Pulsos marcados pelas cordas, marcas feridas.
Os tornozelos apresentavam situação idêntica, e o corpo tentava se recuperar das: queimaduras, cortes, arranhões pelas garras de Ophelia.
E de novo a água fria que lhe deveria causar desconforto, a água mais gelada que já sentira.

Pelas histórias que Rafitcha e Maria lhe contaram, a água mais gelada que podia se sentir era na Terra de Gelo, para onde os banidos pelo Rei Mo iam, sofrer pelos erros que pagaram quando viviam em Heppaceneoh ou em seus arredores.
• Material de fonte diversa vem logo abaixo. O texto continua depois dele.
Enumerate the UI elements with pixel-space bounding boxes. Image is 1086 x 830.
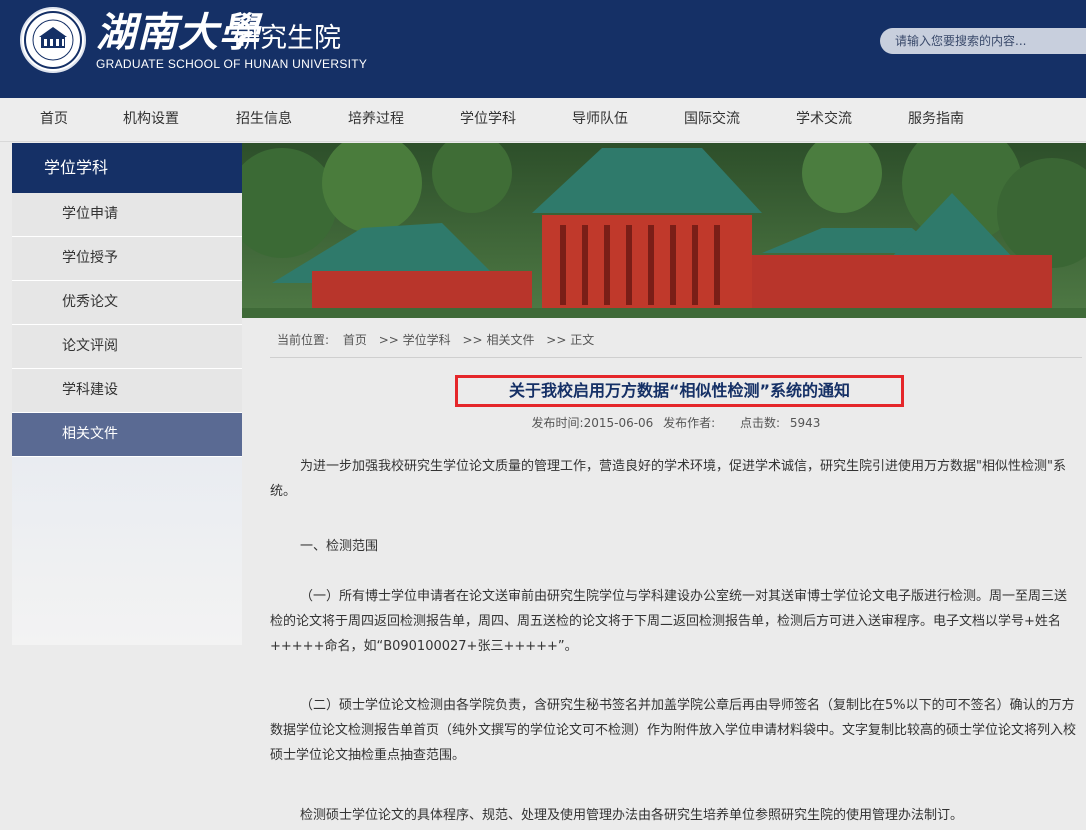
publish-date-label: 发布时间: bbox=[531, 416, 584, 430]
nav-item-international[interactable]: 国际交流 bbox=[684, 98, 740, 141]
author-label: 发布作者: bbox=[663, 416, 716, 430]
search-input[interactable] bbox=[880, 28, 1086, 54]
breadcrumb-separator: >> bbox=[462, 333, 483, 347]
breadcrumb-prefix: 当前位置: bbox=[277, 333, 330, 347]
university-seal-logo[interactable] bbox=[20, 7, 86, 73]
sidebar-item-degree-conferral[interactable]: 学位授予 bbox=[12, 237, 242, 281]
nav-item-admissions[interactable]: 招生信息 bbox=[236, 98, 292, 141]
article-title: 关于我校启用万方数据“相似性检测”系统的通知 bbox=[508, 381, 851, 400]
sidebar-item-excellent-thesis[interactable]: 优秀论文 bbox=[12, 281, 242, 325]
sidebar-item-related-documents[interactable]: 相关文件 bbox=[12, 413, 242, 457]
views-count: 5943 bbox=[789, 416, 821, 430]
nav-item-home[interactable]: 首页 bbox=[40, 98, 68, 141]
nav-item-supervisors[interactable]: 导师队伍 bbox=[572, 98, 628, 141]
sidebar: 学位学科 学位申请 学位授予 优秀论文 论文评阅 学科建设 相关文件 bbox=[12, 143, 242, 645]
breadcrumb-separator: >> bbox=[378, 333, 399, 347]
article-meta: 发布时间:2015-06-06 发布作者: 点击数: 5943 bbox=[270, 414, 1082, 431]
article-paragraph: 检测硕士学位论文的具体程序、规范、处理及使用管理办法由各研究生培养单位参照研究生… bbox=[300, 808, 964, 823]
nav-item-services[interactable]: 服务指南 bbox=[908, 98, 964, 141]
site-header: 湖南大學 研究生院 GRADUATE SCHOOL OF HUNAN UNIVE… bbox=[0, 0, 1086, 98]
school-name-en: GRADUATE SCHOOL OF HUNAN UNIVERSITY bbox=[96, 57, 368, 71]
nav-item-degrees[interactable]: 学位学科 bbox=[460, 98, 516, 141]
breadcrumb-separator: >> bbox=[546, 333, 567, 347]
nav-item-organization[interactable]: 机构设置 bbox=[123, 98, 179, 141]
breadcrumb-related-documents[interactable]: 相关文件 bbox=[486, 333, 534, 347]
breadcrumb: 当前位置: 首页 >> 学位学科 >> 相关文件 >> 正文 bbox=[277, 331, 594, 348]
article-paragraph: （一）所有博士学位申请者在论文送审前由研究生院学位与学科建设办公室统一对其送审博… bbox=[270, 589, 1068, 654]
sidebar-title: 学位学科 bbox=[12, 143, 242, 193]
sidebar-item-thesis-review[interactable]: 论文评阅 bbox=[12, 325, 242, 369]
breadcrumb-degrees[interactable]: 学位学科 bbox=[403, 333, 451, 347]
breadcrumb-current: 正文 bbox=[570, 333, 595, 347]
views-label: 点击数: bbox=[740, 416, 781, 430]
sidebar-item-degree-application[interactable]: 学位申请 bbox=[12, 193, 242, 237]
main-nav: 首页 机构设置 招生信息 培养过程 学位学科 导师队伍 国际交流 学术交流 服务… bbox=[0, 98, 1086, 142]
article-section-heading: 一、检测范围 bbox=[300, 539, 379, 554]
article-paragraph: 为进一步加强我校研究生学位论文质量的管理工作，营造良好的学术环境，促进学术诚信，… bbox=[270, 459, 1066, 499]
breadcrumb-divider bbox=[270, 357, 1082, 358]
nav-item-training[interactable]: 培养过程 bbox=[348, 98, 404, 141]
school-subtitle: 研究生院 bbox=[233, 23, 341, 54]
nav-item-academic[interactable]: 学术交流 bbox=[796, 98, 852, 141]
sidebar-spacer bbox=[12, 457, 242, 645]
campus-banner-image bbox=[242, 143, 1086, 318]
sidebar-item-discipline-building[interactable]: 学科建设 bbox=[12, 369, 242, 413]
breadcrumb-home[interactable]: 首页 bbox=[343, 333, 367, 347]
publish-date: 2015-06-06 bbox=[583, 416, 654, 430]
article-paragraph: （二）硕士学位论文检测由各学院负责，含研究生秘书签名并加盖学院公章后再由导师签名… bbox=[270, 698, 1077, 763]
Só que nunca imaginara tal frio assim, tão congelante.

Seus dentes doíam ao beber tal água, e achava que ia morrer de hipotermia. Ou qualquer coisa do tipo.

- Querida, hoje me contará algo?
Era a voz de Lala. Ela lhe parecia indiferente, como sempre, de olhos cor-de-mel sempre vazios e cabelos sempre soltos. Cansara-se de manter alguma expressão, pois já não sentia mais nada. Nem mesmo pavor.
- Aquela vadia não vai vir trabalhar hoje? - alfinetou Kibii sem nem pensar duas vezes antes de controlar a própria língua, mas Lala sequer se incomodou.
- Ophelia precisa descansar - respondeu solenemente - e não precisa se preocupar com ela, afinal ela vai voltar a dar uma atenção especial a você amanhã, não se preocupe.
- Por mim, ela morria de hoje - rosnou Kibii friamente - ela não faz falta nenhuma.
- Que tolice.
Lala se levantou. Ela não tinha vontade nenhuma de manter uma tortura por minutos a fio, e talvez por isso que Kibii tenha ficado tão aliviada. Era recompensador passar um dia sem ser chicoteada, queimada, arranhada, cortada ou qualquer coisa assim. O próximo golpe seria cortar os seus cabelos, de acordo com algo que Ophelia deixou escapar.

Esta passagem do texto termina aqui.